Tra la conoide detritica e il versante Pezzalonga la roccia presenta a mezza
costa circa una cavità bene in vista per chi la guarda dal mare, soprattutto
quando le condizioni di luce sono propizie. In particolare essa attrae
l'attenzione dell'osservatore per le numerose stalattiti, che non avrebbero
avuto modo di depositarsi in una posizione tanto aperta ed esposta. Tuttavia il
fenomeno può essere spiegato, in quanto la cavità anzidetta costituisce l'ultimo
avanzo di una grotta un tempo caratterizzata da un intenso carsismo. I crolli
dalla volta e le frane ancora frequenti in questo pendio molto acclive del S.

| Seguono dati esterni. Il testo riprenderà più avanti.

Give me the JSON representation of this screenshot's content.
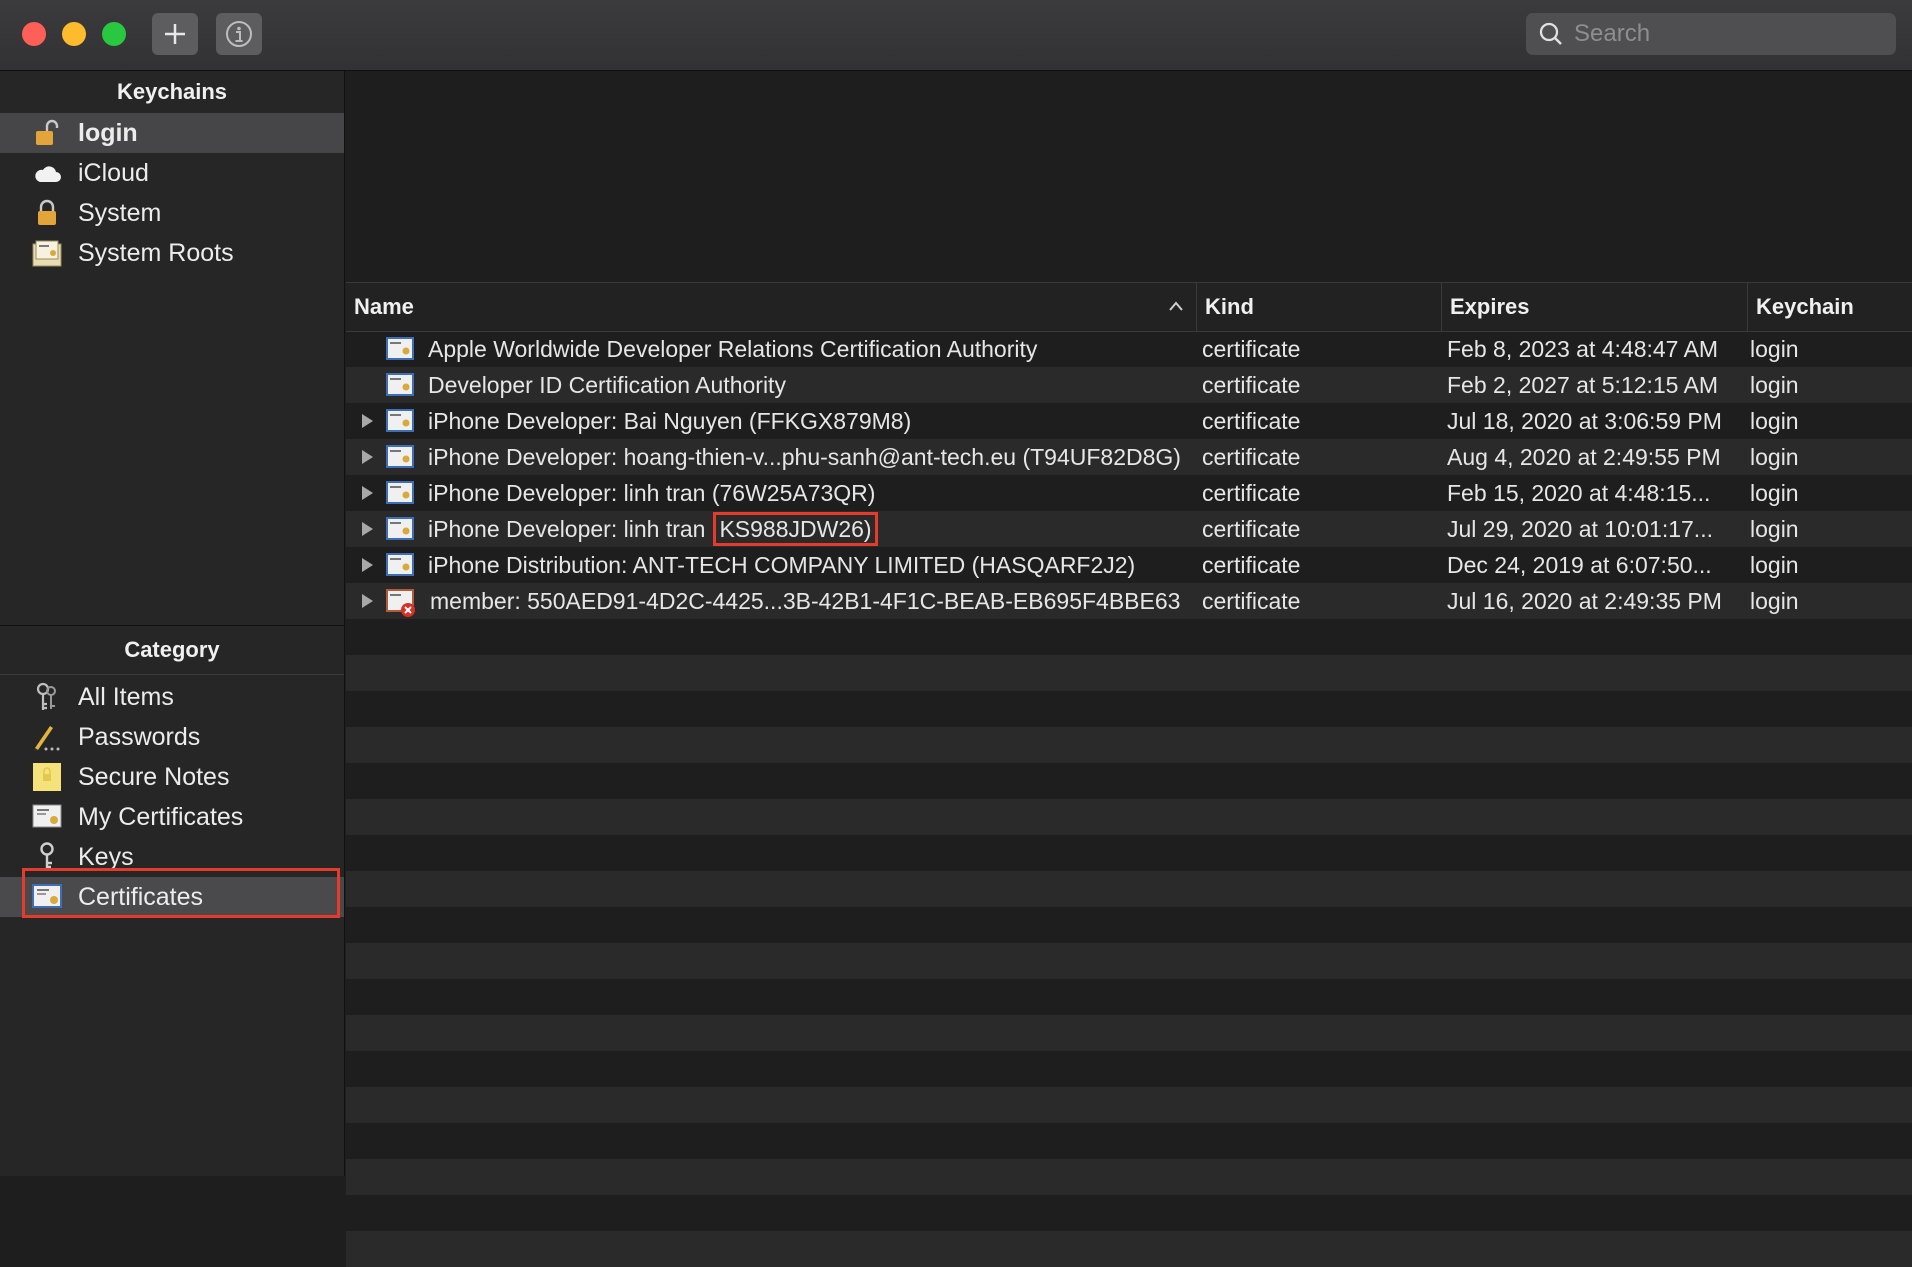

Costanzo, l'hanno demolita fino alla parte terminale, scoprendo le concrezioni
che vi si erano formate. Più in basso le stratificazioni compatte e fortemente inclinate della falesia
sono interrotte da una grotta ben conservata per tutta la sua lunghezza (la
grotta dei Presepe) i cui contorni si stagliano precisi nella parete rocciosa,
dalla quale sono avvenuti considerevoli distacchi di blocchi secondo
l'inclinazione degli strati. Il mare si spinge all'interno con violenza, in
specie nel corso delle tempeste suscitate dai venti dei quadranti meridionali.

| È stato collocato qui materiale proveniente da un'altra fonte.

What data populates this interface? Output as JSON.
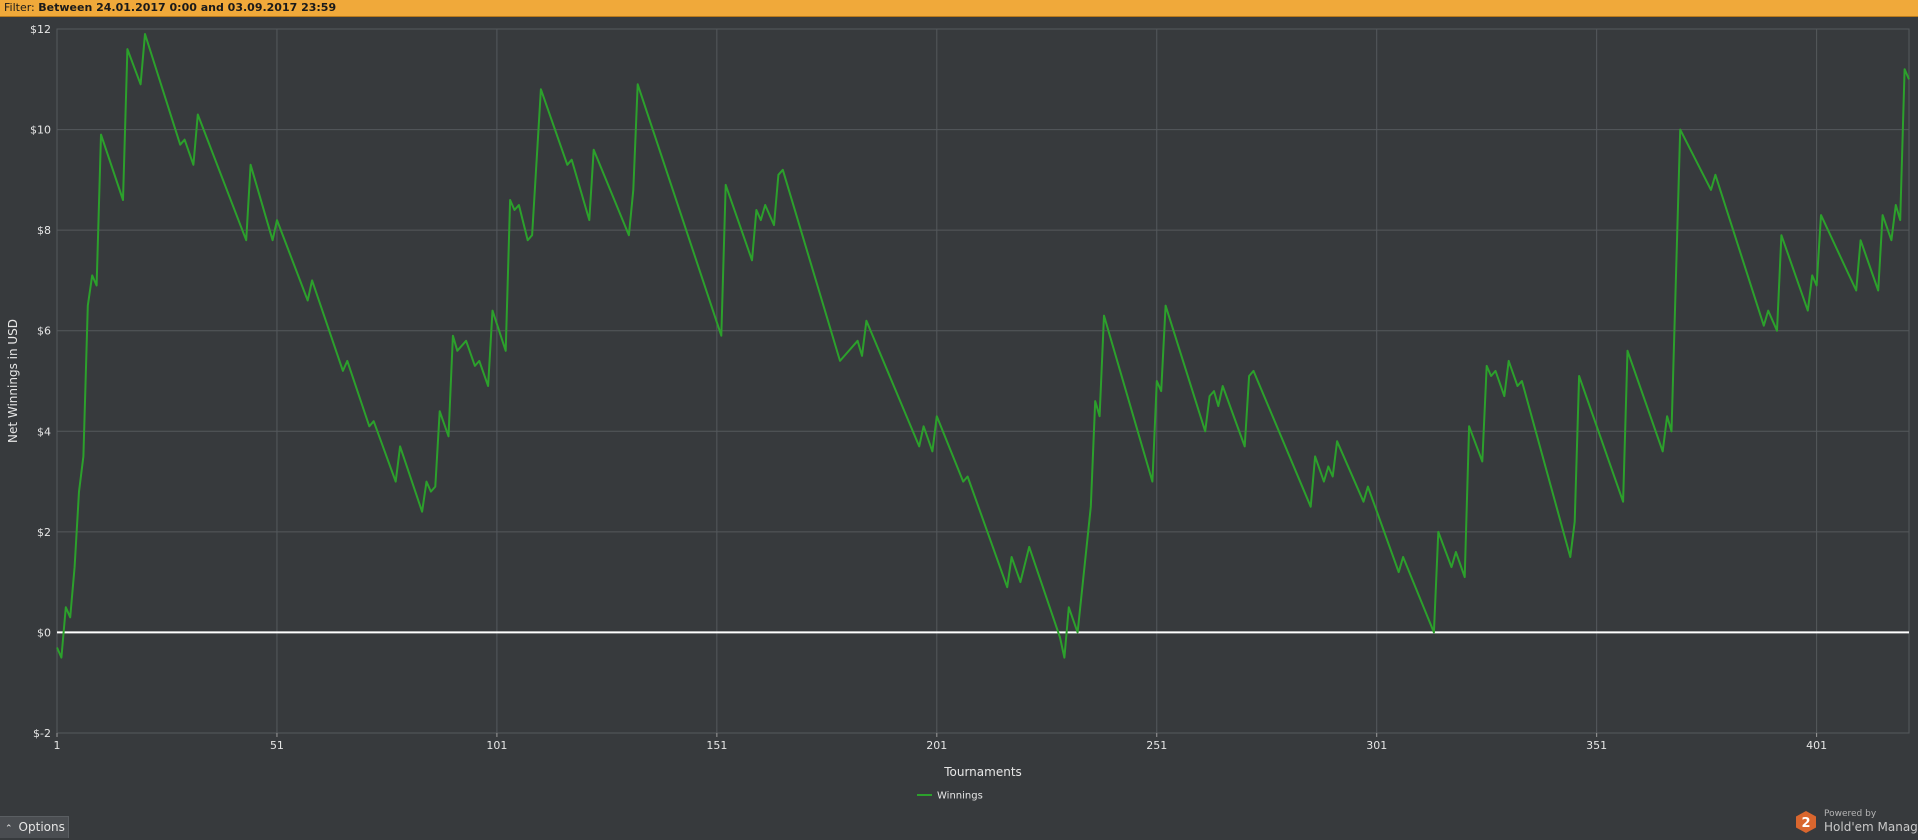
{
  "filter": {
    "prefix": "Filter:",
    "value": "Between 24.01.2017 0:00 and 03.09.2017 23:59"
  },
  "options_label": "Options",
  "brand": {
    "powered_by": "Powered by",
    "product": "Hold'em Manager",
    "logo_text": "2"
  },
  "colors": {
    "background": "#373a3d",
    "filter_bar": "#f0a93a",
    "series_line": "#2ca02c",
    "zero_line": "#ffffff",
    "grid": "#55595d",
    "logo": "#d9662e"
  },
  "chart_data": {
    "type": "line",
    "title": "",
    "xlabel": "Tournaments",
    "ylabel": "Net Winnings in USD",
    "xlim": [
      1,
      422
    ],
    "ylim": [
      -2,
      12
    ],
    "x_ticks": [
      1,
      51,
      101,
      151,
      201,
      251,
      301,
      351,
      401
    ],
    "y_ticks": [
      {
        "value": -2,
        "label": "$-2"
      },
      {
        "value": 0,
        "label": "$0"
      },
      {
        "value": 2,
        "label": "$2"
      },
      {
        "value": 4,
        "label": "$4"
      },
      {
        "value": 6,
        "label": "$6"
      },
      {
        "value": 8,
        "label": "$8"
      },
      {
        "value": 10,
        "label": "$10"
      },
      {
        "value": 12,
        "label": "$12"
      }
    ],
    "grid": true,
    "zero_line": true,
    "legend": {
      "position": "bottom-center"
    },
    "series": [
      {
        "name": "Winnings",
        "points": [
          [
            1,
            -0.3
          ],
          [
            2,
            -0.5
          ],
          [
            3,
            0.5
          ],
          [
            4,
            0.3
          ],
          [
            5,
            1.3
          ],
          [
            6,
            2.8
          ],
          [
            7,
            3.5
          ],
          [
            8,
            6.5
          ],
          [
            9,
            7.1
          ],
          [
            10,
            6.9
          ],
          [
            11,
            9.9
          ],
          [
            16,
            8.6
          ],
          [
            17,
            11.6
          ],
          [
            20,
            10.9
          ],
          [
            21,
            11.9
          ],
          [
            29,
            9.7
          ],
          [
            30,
            9.8
          ],
          [
            32,
            9.3
          ],
          [
            33,
            10.3
          ],
          [
            44,
            7.8
          ],
          [
            45,
            9.3
          ],
          [
            50,
            7.8
          ],
          [
            51,
            8.2
          ],
          [
            58,
            6.6
          ],
          [
            59,
            7.0
          ],
          [
            66,
            5.2
          ],
          [
            67,
            5.4
          ],
          [
            72,
            4.1
          ],
          [
            73,
            4.2
          ],
          [
            78,
            3.0
          ],
          [
            79,
            3.7
          ],
          [
            84,
            2.4
          ],
          [
            85,
            3.0
          ],
          [
            86,
            2.8
          ],
          [
            87,
            2.9
          ],
          [
            88,
            4.4
          ],
          [
            90,
            3.9
          ],
          [
            91,
            5.9
          ],
          [
            92,
            5.6
          ],
          [
            94,
            5.8
          ],
          [
            96,
            5.3
          ],
          [
            97,
            5.4
          ],
          [
            99,
            4.9
          ],
          [
            100,
            6.4
          ],
          [
            103,
            5.6
          ],
          [
            104,
            8.6
          ],
          [
            105,
            8.4
          ],
          [
            106,
            8.5
          ],
          [
            108,
            7.8
          ],
          [
            109,
            7.9
          ],
          [
            111,
            10.8
          ],
          [
            117,
            9.3
          ],
          [
            118,
            9.4
          ],
          [
            122,
            8.2
          ],
          [
            123,
            9.6
          ],
          [
            131,
            7.9
          ],
          [
            132,
            8.8
          ],
          [
            133,
            10.9
          ],
          [
            152,
            5.9
          ],
          [
            153,
            8.9
          ],
          [
            159,
            7.4
          ],
          [
            160,
            8.4
          ],
          [
            161,
            8.2
          ],
          [
            162,
            8.5
          ],
          [
            164,
            8.1
          ],
          [
            165,
            9.1
          ],
          [
            166,
            9.2
          ],
          [
            179,
            5.4
          ],
          [
            183,
            5.8
          ],
          [
            184,
            5.5
          ],
          [
            185,
            6.2
          ],
          [
            197,
            3.7
          ],
          [
            198,
            4.1
          ],
          [
            200,
            3.6
          ],
          [
            201,
            4.3
          ],
          [
            207,
            3.0
          ],
          [
            208,
            3.1
          ],
          [
            217,
            0.9
          ],
          [
            218,
            1.5
          ],
          [
            220,
            1.0
          ],
          [
            222,
            1.7
          ],
          [
            229,
            -0.1
          ],
          [
            230,
            -0.5
          ],
          [
            231,
            0.5
          ],
          [
            233,
            0.0
          ],
          [
            236,
            2.5
          ],
          [
            237,
            4.6
          ],
          [
            238,
            4.3
          ],
          [
            239,
            6.3
          ],
          [
            250,
            3.0
          ],
          [
            251,
            5.0
          ],
          [
            252,
            4.8
          ],
          [
            253,
            6.5
          ],
          [
            262,
            4.0
          ],
          [
            263,
            4.7
          ],
          [
            264,
            4.8
          ],
          [
            265,
            4.5
          ],
          [
            266,
            4.9
          ],
          [
            271,
            3.7
          ],
          [
            272,
            5.1
          ],
          [
            273,
            5.2
          ],
          [
            286,
            2.5
          ],
          [
            287,
            3.5
          ],
          [
            289,
            3.0
          ],
          [
            290,
            3.3
          ],
          [
            291,
            3.1
          ],
          [
            292,
            3.8
          ],
          [
            298,
            2.6
          ],
          [
            299,
            2.9
          ],
          [
            306,
            1.2
          ],
          [
            307,
            1.5
          ],
          [
            314,
            0.0
          ],
          [
            315,
            2.0
          ],
          [
            318,
            1.3
          ],
          [
            319,
            1.6
          ],
          [
            321,
            1.1
          ],
          [
            322,
            4.1
          ],
          [
            325,
            3.4
          ],
          [
            326,
            5.3
          ],
          [
            327,
            5.1
          ],
          [
            328,
            5.2
          ],
          [
            330,
            4.7
          ],
          [
            331,
            5.4
          ],
          [
            333,
            4.9
          ],
          [
            334,
            5.0
          ],
          [
            345,
            1.5
          ],
          [
            346,
            2.2
          ],
          [
            347,
            5.1
          ],
          [
            357,
            2.6
          ],
          [
            358,
            5.6
          ],
          [
            366,
            3.6
          ],
          [
            367,
            4.3
          ],
          [
            368,
            4.0
          ],
          [
            370,
            10.0
          ],
          [
            377,
            8.8
          ],
          [
            378,
            9.1
          ],
          [
            389,
            6.1
          ],
          [
            390,
            6.4
          ],
          [
            392,
            6.0
          ],
          [
            393,
            7.9
          ],
          [
            399,
            6.4
          ],
          [
            400,
            7.1
          ],
          [
            401,
            6.9
          ],
          [
            402,
            8.3
          ],
          [
            410,
            6.8
          ],
          [
            411,
            7.8
          ],
          [
            415,
            6.8
          ],
          [
            416,
            8.3
          ],
          [
            418,
            7.8
          ],
          [
            419,
            8.5
          ],
          [
            420,
            8.2
          ],
          [
            421,
            11.2
          ],
          [
            422,
            11.0
          ]
        ]
      }
    ]
  }
}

Quindi esso esercita un'energica azione meccanica e chimica, che ha provocato il
modellamento delle stalagmiti e del pietrisco rimasto cementato nelle
anfrattuosità, come nella grotta antistante lo scoglio Scruopolo. Ne sono
derivate alcune forme insolite, nelle quali la fantasia popolare ha ravvisato le
immagini di un fiabesco presepe di pietra. Il mare ha operato pure sulle
formazioni stalattitiche e sulla volta stessa. Da questa non è cessato lo
stillicidio. Un'altra grotta, in massima parte originata dall'erosione marina, si incontra
nell'ultimo tratto di costa prima di doppiare punta della Campanella. In alto,
su cinque terrazzi decrescenti ricavati nelle estreme propaggini sud-occidentali
del S. Costanzo, sorgeva la villa romana e ora domina la torre di Minerva,
costruita dagli Angioini nel luogo in cui i Greci avevano innalzato il tempio di
Athena. Davanti si schiude un'insenatura anche oggi usata come approdo per
piccole imbarcazioni, la quale era collegata al quarto terrazzo da una ripida
scala. Di essa rimangono i gradini più bassi a quelli della rampa superiore,
scavata in una fenditura della roccia tanto stretta da consentire il passaggio
ad una sola persona. Il resto è franato assieme al pendio e ad un muro dal
parametro in opera reticolata, eretto con funzione di sostegno fino
all'imboccatura della gola. Delle tre aperture naturali della grotta, una è rivolta verso la scala e due si
affacciano sul mare. Quindi è ragionevole supporre che il suo interno, spazioso
e ben conformato, servisse da ricovero ai naviganti almeno da quando esisteva il
tempio su punta della Campanella. In vari punti le pareti recano segni di
adattamenti e della frequentazione dell'uomo; inoltre fu avvertita l'esigenza di
elevare un muro, ora in rovina, contro l'impeto dei flutti.Negli ultimi anni queste tracce sono diventate sempre più labili e stanno per
essere cancellate dall'accresciuto e incontrollato afflusso turistico
determinato dallo sviluppo della nautica da diporto. A causa della posizione e
del fatto che è di facile accesso, in specie dal mare, la grotta è visitata con
frequenza e, purtroppo, senza alcun rispetto per quanto essa rappresenta dal
punto di vista naturalistici e storico. Spesso vi vengono accesi fuochi, il
suolo è sconvolto per tutte la sua estensione ed in più parti si è prodotto lo
scalzamento di masse rocciose. Le caratteristiche peculiari del sito in rapporto al complesso archeologico e
architettonico sovrastante pongono un duplice ordine di problemi: da un canto è
necessario por fine alle devastazioni, dall'altro occorre ripristinare il
collegamento con il quarto terrazzo, in modo da permettere a chi si reca nella
villa romana un'agevole discesa all'approdo orientale. Esso, infatti, più di
quello occidentale, conserva i tagli originari nella roccia per i gradini, ed
entrambi sono elementi essenziali e strettamente connessi sia al tempio, ed
entrambi sono elementi essenziali e strettamente connessi sia al tempio greco,
sia, in seguito, alla struttura e alla funzione dell'impianto romano, sorto come
supporto delle ville imperiali di Capri.